A dlaczego CUBE? Bo w życiu wygrywają tylko idioci, a jeśli innym się przypadkowo uda, to i tak dostaną kulkę w łeb. Poza tym - kocham życie. Niech trwa jak najdłużej. Filmik zrobiony w 3D Studio Max jest malutki, króciutki, ale to tylko dlatego, że na dłuższy trzeba byłoby czekać tydzień.


8 comments:

  1. Dear Dorota, I have loved your comment in spanish, you are sooooo sweet my dear!!!!
    hugs

    ReplyDelete
  2. Querida María Cecilia, reciba un cordial saludo. Gracias por su visita :o)

    ReplyDelete
  3. Wow Dorotha esta perspectiva es de vértigo!!!

    ReplyDelete
  4. Mi tema favorito - hipercube. La inspiración de su película favorita dirigida por Vincenzo Natali. Querida Elena, yo envío sonrisas :o)

    ReplyDelete
  5. Nie wiem czego bardziej zazdrościć :uporu, czy tego śledziowego zapasu :)Ty Doroto z jakiej planety przybyłaś ;).....Nieziemskaś wszak :)....

    ReplyDelete
  6. Hehehe... ;o))) no to pod tego śledzika! Czekałam wczoraj na Ciebie. Zasnęłaś... pewnie!
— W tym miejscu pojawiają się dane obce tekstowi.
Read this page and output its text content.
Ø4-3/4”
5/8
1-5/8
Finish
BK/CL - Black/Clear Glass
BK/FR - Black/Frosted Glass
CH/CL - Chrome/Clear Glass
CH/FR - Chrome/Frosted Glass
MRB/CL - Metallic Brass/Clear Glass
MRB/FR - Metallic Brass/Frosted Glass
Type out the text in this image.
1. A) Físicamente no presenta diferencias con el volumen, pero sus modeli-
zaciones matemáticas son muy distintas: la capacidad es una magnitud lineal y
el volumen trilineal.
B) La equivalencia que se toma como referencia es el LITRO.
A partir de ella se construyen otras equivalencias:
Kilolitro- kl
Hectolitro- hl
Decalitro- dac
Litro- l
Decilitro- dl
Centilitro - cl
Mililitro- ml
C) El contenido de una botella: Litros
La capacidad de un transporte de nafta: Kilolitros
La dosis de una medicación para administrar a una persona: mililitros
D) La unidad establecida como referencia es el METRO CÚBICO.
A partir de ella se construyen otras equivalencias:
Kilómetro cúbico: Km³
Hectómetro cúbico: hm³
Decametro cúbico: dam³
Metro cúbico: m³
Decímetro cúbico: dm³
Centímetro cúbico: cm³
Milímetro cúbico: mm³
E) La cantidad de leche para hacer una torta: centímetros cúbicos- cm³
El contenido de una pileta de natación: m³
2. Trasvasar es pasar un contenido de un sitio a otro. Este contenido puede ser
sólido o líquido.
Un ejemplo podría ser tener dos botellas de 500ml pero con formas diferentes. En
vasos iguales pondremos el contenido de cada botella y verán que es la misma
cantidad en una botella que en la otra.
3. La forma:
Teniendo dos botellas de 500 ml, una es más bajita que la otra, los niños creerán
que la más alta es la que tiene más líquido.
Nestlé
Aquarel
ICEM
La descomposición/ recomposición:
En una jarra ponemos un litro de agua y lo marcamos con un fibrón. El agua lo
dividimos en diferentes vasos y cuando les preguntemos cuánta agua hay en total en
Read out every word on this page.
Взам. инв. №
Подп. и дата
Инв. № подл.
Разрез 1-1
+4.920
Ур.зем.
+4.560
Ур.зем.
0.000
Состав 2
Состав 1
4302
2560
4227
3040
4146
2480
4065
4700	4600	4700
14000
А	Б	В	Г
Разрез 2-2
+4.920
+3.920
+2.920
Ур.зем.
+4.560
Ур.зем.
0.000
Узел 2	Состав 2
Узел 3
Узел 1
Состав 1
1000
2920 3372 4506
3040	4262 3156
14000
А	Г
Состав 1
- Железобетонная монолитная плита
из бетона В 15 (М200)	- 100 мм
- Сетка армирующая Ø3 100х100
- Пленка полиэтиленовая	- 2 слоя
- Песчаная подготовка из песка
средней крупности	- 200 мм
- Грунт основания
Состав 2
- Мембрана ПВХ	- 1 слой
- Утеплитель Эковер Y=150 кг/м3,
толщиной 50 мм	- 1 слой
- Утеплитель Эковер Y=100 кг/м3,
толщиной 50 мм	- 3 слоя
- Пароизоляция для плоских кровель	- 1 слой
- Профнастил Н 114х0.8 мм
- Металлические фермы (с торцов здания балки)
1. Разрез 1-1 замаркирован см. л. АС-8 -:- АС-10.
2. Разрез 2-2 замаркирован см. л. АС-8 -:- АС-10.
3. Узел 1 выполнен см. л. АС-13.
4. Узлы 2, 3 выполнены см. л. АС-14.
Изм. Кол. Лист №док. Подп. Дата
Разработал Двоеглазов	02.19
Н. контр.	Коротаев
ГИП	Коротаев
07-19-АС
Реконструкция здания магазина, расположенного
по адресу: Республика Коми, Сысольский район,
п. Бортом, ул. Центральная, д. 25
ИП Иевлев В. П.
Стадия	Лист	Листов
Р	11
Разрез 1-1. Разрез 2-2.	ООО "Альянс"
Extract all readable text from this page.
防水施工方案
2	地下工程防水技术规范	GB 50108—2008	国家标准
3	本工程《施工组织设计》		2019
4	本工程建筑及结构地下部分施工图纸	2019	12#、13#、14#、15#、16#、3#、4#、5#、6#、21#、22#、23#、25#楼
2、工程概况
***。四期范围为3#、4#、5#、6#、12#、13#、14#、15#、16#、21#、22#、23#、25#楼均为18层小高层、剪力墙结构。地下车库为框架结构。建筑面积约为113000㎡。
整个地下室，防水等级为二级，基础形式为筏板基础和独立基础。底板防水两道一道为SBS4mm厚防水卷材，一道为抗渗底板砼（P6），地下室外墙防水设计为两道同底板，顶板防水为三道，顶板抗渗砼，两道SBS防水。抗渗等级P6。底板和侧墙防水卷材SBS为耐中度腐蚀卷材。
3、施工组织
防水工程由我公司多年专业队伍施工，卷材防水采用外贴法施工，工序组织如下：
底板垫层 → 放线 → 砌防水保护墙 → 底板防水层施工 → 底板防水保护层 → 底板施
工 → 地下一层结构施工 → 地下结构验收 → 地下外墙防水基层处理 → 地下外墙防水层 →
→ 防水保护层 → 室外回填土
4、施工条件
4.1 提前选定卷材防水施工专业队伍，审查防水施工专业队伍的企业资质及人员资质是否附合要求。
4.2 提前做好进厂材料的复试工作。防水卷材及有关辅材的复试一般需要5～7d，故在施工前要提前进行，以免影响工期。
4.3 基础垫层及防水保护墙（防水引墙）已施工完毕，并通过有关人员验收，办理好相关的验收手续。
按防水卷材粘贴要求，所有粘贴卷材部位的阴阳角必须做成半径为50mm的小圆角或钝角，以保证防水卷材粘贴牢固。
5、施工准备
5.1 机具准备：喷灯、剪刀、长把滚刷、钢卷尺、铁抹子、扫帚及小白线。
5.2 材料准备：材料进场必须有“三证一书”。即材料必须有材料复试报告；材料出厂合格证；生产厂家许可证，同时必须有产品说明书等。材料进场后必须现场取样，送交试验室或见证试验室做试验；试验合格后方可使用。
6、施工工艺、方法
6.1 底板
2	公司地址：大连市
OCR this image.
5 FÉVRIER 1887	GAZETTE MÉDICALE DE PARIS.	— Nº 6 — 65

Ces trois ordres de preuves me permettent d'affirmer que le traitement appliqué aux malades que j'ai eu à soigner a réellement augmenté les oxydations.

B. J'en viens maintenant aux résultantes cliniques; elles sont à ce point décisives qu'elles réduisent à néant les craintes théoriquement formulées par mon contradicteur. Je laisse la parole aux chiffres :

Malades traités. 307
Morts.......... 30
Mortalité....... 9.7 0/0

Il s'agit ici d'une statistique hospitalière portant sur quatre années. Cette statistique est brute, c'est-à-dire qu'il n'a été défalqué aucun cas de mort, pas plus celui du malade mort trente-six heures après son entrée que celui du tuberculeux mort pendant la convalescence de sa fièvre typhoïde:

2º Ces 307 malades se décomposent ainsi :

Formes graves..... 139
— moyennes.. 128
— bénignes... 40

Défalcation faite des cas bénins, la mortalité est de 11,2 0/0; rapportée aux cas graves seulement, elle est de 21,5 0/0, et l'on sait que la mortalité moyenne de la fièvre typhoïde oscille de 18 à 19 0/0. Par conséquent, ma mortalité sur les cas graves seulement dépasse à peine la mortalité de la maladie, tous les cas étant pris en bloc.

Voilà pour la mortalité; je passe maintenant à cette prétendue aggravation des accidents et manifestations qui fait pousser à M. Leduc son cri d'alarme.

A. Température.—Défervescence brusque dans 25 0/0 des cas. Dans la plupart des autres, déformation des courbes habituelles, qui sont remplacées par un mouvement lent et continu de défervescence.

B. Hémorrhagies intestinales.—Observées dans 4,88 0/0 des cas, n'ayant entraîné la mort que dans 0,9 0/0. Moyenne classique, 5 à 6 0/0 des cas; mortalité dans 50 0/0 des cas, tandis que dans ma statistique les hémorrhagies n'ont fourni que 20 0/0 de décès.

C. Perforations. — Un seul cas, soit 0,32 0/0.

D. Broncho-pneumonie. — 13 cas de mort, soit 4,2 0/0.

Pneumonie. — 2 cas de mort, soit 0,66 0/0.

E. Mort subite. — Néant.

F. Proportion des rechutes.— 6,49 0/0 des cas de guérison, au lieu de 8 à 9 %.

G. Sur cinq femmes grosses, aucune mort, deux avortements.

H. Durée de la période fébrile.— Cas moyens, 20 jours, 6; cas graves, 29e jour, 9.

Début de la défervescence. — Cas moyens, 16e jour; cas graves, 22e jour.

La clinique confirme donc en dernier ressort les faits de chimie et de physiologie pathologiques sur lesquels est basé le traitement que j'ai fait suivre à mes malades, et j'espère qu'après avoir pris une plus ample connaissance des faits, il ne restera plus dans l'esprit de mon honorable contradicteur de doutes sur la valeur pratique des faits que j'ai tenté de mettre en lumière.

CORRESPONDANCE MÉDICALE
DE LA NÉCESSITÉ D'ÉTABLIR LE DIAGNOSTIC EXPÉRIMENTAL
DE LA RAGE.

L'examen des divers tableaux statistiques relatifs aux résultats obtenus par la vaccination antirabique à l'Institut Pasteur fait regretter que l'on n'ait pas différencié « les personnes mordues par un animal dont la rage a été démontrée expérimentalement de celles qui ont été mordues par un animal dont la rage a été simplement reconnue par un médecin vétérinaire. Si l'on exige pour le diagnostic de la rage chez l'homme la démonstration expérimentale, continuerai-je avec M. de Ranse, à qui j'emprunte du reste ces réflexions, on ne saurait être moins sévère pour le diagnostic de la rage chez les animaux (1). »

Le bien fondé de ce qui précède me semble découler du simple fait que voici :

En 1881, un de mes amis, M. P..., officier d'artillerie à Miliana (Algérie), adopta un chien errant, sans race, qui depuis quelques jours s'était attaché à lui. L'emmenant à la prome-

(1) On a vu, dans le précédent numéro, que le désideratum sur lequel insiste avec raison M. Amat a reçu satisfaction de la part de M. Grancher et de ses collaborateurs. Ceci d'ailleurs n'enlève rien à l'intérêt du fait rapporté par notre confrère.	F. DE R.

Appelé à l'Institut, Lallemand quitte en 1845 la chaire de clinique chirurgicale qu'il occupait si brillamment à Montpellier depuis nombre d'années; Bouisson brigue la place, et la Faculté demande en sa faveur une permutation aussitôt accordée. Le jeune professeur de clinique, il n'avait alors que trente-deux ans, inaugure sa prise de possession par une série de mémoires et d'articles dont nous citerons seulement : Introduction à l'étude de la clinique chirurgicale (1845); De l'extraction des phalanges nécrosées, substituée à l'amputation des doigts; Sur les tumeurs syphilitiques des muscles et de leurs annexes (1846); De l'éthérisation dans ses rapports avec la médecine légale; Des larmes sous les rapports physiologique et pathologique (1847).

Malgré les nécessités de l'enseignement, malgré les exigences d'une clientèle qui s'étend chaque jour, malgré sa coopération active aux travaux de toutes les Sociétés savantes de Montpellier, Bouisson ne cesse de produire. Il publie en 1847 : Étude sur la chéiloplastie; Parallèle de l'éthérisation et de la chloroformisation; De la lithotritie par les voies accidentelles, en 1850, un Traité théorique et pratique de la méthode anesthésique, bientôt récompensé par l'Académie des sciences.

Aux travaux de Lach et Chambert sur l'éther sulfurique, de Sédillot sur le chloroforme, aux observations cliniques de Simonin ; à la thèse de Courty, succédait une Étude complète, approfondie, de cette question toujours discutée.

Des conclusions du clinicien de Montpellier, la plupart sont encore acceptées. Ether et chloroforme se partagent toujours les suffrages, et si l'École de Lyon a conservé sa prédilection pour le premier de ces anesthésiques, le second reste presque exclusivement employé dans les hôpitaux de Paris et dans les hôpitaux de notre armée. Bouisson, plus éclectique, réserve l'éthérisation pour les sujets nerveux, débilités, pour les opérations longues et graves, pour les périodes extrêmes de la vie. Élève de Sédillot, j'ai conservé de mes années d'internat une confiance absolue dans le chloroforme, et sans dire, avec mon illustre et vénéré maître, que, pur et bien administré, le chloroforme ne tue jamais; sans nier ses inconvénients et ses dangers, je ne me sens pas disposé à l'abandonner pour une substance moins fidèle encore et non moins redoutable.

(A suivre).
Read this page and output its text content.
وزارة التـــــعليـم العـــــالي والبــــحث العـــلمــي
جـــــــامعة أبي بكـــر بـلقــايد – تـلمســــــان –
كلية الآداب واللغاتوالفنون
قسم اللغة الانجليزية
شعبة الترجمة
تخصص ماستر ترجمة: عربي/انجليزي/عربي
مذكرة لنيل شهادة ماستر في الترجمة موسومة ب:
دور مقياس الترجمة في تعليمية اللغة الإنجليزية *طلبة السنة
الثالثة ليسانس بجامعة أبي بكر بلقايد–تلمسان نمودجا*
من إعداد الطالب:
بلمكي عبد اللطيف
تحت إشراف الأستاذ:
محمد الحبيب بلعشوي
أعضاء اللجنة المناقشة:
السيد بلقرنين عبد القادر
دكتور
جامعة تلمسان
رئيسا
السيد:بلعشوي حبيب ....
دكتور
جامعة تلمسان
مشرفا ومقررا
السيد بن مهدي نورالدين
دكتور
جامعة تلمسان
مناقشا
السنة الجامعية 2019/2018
Może dziś się uda?

    ReplyDelete
  7. A mnie ciekawość zżera, czy ten zapas śledzi był lepszy gatunkowo?? :-)

    Historia świetna :-)

    ReplyDelete
  8. Witaj :o) Hm... właściwie różnicy nie ma, jak dotychczas, chociaż matiasy nadal leżą zamknięte. To może śmieszne, ale ja już mam do nich uprzedzenie. Nie do tych konkretnie, ale w ogóle. Zatem... wszystko przede mną. Mnie ciągle zastanawia, dlaczego w tak różnym czasie zawsze trafiałam za zepsuty produkt. Wczoraj nawet w domu rozmawialiśmy o tym, że nigdy nie zdarzyło mi się kupić starych śledzi w innym mieście, poza Przemyślem oczywiście.